FRINGE 2019: 2 dramatic DRAMAS
Posted on August 22, 2019 By Colin MacLean Entertainment, Front Slider, Theatre
After Miss Julie
Stage 22 (The Grindstone)
It’s 1888, and that Swedish rascal August Strindberg has done it again. In his best naturalistic style, he’s written a play about a bored aristocratic young lady named Miss Julie, who goes searching for sexual adventure below stairs, and finds a ready accomplice with the well-travelled, cultured Jean, her father’s valet. Scandalous!
In 2003, English playwright Patrick Marber updated the tale and set it in 1945 just as Churchill’s Tory Party was defeated. It may be six decades even later but, apparently, little has changed in the effects social structures have on relationships.
In this production at the Fringe the lovely but self-destructive Julie (Nikki Hulowski) is on the prowl and John (Joshua Meredith) is the ready accomplice.
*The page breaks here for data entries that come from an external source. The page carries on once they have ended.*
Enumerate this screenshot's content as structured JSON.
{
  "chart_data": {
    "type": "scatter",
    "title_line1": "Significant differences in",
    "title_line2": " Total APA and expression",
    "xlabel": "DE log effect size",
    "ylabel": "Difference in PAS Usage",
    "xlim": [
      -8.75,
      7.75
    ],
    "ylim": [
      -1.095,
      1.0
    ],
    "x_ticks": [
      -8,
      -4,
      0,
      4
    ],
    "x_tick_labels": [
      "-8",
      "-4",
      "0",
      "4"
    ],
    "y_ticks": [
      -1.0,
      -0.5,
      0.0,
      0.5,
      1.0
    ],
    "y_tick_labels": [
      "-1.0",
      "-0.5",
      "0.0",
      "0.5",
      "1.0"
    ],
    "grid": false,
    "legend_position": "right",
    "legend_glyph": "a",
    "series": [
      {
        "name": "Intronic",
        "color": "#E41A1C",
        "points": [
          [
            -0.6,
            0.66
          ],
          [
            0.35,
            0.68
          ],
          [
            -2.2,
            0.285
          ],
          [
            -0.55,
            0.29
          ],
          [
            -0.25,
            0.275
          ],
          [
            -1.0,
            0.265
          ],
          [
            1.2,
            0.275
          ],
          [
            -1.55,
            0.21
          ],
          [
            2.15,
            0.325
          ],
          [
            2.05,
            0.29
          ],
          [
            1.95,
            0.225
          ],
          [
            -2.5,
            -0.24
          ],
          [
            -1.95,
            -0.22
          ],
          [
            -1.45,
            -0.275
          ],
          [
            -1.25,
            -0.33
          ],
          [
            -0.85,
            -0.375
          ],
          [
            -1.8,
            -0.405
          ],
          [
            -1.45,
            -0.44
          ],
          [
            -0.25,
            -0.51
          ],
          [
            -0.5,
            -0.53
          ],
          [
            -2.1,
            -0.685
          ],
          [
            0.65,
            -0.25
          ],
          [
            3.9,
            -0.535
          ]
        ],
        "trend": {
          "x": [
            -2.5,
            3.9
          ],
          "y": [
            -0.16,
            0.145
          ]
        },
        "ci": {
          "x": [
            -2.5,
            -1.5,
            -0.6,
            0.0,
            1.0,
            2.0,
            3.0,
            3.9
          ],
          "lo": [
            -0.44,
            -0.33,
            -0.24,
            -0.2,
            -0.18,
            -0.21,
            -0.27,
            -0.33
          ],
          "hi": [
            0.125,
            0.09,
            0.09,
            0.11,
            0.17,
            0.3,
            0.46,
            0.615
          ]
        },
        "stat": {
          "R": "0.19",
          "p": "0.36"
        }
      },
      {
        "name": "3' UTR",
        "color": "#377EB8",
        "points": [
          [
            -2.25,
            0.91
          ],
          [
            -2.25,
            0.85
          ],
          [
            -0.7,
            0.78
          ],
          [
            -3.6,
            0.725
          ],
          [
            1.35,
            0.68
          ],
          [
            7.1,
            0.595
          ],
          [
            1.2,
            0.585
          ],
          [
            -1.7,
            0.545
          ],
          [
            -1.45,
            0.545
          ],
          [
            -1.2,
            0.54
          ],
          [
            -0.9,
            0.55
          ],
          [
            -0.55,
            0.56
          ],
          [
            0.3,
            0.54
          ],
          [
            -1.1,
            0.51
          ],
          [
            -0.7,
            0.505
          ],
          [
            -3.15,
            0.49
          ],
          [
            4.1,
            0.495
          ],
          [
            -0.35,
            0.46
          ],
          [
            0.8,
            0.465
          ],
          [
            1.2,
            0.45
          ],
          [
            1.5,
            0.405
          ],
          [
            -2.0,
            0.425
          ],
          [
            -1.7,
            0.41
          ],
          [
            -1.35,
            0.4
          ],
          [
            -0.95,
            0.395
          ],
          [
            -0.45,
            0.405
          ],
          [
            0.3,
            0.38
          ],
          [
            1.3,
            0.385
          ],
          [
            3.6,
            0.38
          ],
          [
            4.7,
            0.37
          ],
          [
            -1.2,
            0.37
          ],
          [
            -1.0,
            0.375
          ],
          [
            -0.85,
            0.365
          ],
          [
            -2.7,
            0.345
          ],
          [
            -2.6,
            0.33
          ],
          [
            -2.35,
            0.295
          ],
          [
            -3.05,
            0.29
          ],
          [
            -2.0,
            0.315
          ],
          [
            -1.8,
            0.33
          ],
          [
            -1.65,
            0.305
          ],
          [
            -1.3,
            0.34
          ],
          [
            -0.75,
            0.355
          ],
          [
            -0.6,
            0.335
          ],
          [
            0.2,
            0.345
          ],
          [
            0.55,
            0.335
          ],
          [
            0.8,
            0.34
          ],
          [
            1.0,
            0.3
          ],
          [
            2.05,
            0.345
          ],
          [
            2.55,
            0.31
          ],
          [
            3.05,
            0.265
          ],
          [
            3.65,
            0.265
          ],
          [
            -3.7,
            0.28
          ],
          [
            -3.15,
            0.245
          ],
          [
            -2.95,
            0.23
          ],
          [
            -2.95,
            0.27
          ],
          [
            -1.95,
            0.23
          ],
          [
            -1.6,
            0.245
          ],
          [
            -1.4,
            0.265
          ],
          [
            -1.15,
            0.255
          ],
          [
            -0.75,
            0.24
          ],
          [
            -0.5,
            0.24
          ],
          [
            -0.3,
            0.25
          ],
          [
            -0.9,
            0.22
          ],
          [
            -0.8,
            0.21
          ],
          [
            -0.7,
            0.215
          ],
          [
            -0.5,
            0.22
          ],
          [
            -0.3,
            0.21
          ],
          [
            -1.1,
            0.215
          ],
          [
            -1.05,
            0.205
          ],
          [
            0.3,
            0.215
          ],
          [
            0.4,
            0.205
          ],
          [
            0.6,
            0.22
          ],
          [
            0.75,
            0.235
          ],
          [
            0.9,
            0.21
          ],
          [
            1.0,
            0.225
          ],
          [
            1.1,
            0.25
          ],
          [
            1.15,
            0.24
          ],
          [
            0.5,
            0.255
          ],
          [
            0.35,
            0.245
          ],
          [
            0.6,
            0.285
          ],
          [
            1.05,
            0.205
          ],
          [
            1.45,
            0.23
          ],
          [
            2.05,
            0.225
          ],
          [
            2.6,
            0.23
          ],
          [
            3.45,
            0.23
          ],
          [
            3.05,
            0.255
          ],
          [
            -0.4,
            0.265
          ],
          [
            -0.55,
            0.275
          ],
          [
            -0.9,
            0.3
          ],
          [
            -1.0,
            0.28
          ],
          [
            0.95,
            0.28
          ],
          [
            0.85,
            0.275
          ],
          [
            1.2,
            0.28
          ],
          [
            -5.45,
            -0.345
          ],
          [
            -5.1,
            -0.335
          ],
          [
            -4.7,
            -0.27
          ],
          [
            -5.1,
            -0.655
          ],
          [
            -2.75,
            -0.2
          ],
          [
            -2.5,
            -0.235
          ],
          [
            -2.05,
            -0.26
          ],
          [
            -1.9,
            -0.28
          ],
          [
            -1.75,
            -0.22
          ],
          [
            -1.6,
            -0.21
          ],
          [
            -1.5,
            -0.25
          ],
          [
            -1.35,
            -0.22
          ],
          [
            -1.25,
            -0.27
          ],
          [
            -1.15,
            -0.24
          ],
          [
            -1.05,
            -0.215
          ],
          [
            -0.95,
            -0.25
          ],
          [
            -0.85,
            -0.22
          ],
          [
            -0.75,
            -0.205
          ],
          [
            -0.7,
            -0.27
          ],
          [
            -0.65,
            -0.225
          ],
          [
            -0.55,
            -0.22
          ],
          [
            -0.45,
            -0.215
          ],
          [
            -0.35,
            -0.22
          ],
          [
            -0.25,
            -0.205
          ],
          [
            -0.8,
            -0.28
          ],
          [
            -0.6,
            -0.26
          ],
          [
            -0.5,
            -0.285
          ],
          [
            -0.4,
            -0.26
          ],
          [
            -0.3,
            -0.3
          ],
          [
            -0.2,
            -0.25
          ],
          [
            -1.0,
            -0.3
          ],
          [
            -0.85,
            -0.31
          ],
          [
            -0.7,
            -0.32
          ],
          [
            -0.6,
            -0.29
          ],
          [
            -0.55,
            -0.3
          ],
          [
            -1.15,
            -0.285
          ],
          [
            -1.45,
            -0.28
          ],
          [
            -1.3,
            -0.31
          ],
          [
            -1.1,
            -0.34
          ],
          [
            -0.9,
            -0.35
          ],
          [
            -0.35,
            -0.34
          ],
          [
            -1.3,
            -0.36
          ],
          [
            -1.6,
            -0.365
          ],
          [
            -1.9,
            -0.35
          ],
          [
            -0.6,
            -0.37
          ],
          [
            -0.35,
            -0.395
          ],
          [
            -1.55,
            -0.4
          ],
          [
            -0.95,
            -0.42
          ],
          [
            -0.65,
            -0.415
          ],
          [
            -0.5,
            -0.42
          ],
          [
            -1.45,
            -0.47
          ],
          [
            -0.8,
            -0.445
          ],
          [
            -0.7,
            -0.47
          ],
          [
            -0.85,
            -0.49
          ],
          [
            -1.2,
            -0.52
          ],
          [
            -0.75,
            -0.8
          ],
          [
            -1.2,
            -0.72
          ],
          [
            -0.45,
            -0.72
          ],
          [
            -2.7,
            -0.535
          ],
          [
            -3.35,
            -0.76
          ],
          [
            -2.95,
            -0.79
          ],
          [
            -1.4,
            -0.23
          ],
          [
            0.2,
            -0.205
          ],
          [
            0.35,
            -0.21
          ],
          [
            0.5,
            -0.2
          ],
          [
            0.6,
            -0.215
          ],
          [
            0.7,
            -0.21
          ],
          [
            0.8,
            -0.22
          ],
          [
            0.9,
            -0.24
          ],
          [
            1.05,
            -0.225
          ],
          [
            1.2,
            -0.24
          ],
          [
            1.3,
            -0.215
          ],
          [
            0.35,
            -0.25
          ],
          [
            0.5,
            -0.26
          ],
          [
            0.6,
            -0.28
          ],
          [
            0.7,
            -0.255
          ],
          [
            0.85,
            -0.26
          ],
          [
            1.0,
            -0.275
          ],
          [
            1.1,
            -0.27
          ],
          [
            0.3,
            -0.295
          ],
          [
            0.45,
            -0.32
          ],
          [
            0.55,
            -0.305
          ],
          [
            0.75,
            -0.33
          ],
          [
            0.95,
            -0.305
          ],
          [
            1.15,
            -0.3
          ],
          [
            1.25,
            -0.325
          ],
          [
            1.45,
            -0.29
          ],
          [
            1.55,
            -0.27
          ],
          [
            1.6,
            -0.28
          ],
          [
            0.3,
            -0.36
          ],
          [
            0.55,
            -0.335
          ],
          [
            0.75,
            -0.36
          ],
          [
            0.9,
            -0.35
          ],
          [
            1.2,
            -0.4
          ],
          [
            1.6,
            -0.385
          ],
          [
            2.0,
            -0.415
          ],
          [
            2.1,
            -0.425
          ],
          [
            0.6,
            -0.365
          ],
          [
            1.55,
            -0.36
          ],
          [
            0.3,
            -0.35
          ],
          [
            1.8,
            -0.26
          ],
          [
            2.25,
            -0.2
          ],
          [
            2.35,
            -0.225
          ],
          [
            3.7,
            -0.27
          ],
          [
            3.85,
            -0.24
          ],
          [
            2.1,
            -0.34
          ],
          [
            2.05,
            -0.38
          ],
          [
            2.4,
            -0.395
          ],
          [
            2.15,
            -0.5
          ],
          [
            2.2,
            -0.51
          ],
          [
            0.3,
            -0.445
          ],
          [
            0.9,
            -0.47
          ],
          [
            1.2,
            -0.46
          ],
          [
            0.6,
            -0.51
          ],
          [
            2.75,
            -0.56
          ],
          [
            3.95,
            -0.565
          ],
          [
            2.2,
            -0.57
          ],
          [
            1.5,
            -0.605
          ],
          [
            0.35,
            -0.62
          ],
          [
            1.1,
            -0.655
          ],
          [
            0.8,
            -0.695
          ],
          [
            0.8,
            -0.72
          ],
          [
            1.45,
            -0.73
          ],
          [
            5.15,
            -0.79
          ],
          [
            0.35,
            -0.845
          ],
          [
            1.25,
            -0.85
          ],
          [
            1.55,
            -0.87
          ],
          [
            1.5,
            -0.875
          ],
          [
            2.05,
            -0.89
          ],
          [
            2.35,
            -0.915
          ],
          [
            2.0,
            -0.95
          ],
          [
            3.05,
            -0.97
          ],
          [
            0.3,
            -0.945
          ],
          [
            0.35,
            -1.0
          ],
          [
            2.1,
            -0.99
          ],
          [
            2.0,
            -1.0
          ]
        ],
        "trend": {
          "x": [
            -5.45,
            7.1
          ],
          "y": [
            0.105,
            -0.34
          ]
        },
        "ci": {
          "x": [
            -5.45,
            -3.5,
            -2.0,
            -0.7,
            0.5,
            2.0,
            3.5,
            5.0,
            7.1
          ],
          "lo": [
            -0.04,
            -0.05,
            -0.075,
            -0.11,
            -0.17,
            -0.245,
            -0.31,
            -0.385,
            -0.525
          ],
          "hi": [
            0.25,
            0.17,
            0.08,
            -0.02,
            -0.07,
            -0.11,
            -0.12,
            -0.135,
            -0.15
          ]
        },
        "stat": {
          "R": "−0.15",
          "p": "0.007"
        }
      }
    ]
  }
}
Strindberg originally wrote his work primarily about an intellectual class struggle. The less encumbered Marber has his played out in the bedroom. In this, he’s helped by actors Hulowski, who is a very sexy Julie, and Meredith, who knows he is batting way above his average, but makes an eager partner.
Julie, reverting to her superior social station, chides him, “Remember your position.” He replies cheekily, “Which position? There were so many.”
Is Miss Julie a slumming rich girl looking for thrills, power and submission? Is John able to throw off a lifetime of subservience to take full advantage of the passion on offer? The two are really doomed to live out an ever shifting version of Hegel’s master–slave dialectic.
The balance in this excellent Max Rubin production shifts back and forth while challenging our own perceptions of who these people are, and what they represent.
Hulowski makes a terrific Miss Julie. Willful, mercurial, sulky, sexy and self-involved, her emotions are as changeable as an Edmonton summer. Meredith is drawn to her beauty but afraid of his reputation and his own emotions. After a night of passion, they battle back and forth. She thinks she loves him. He professes his love but when he realizes the position it puts him in, he says defensively, “It was just a roll in the hay.”
“Am I just your conquest, then?” she demands.
The penniless chauffeur and the pampered woman-child dream of running away to New York – something that will never happen. Meredith skillfully draws the unstable and shifting boundaries he is faced with.
Excellent work is put in by Samantha Jeffery as Christine. She’s John’s abandoned girlfriend and succeeds with giving real heart to a rather colourless loser who is swept away by the passion of the other two. She will probably be the real winner, and the only one with a future in the emotional maelstrom that engulfs these people.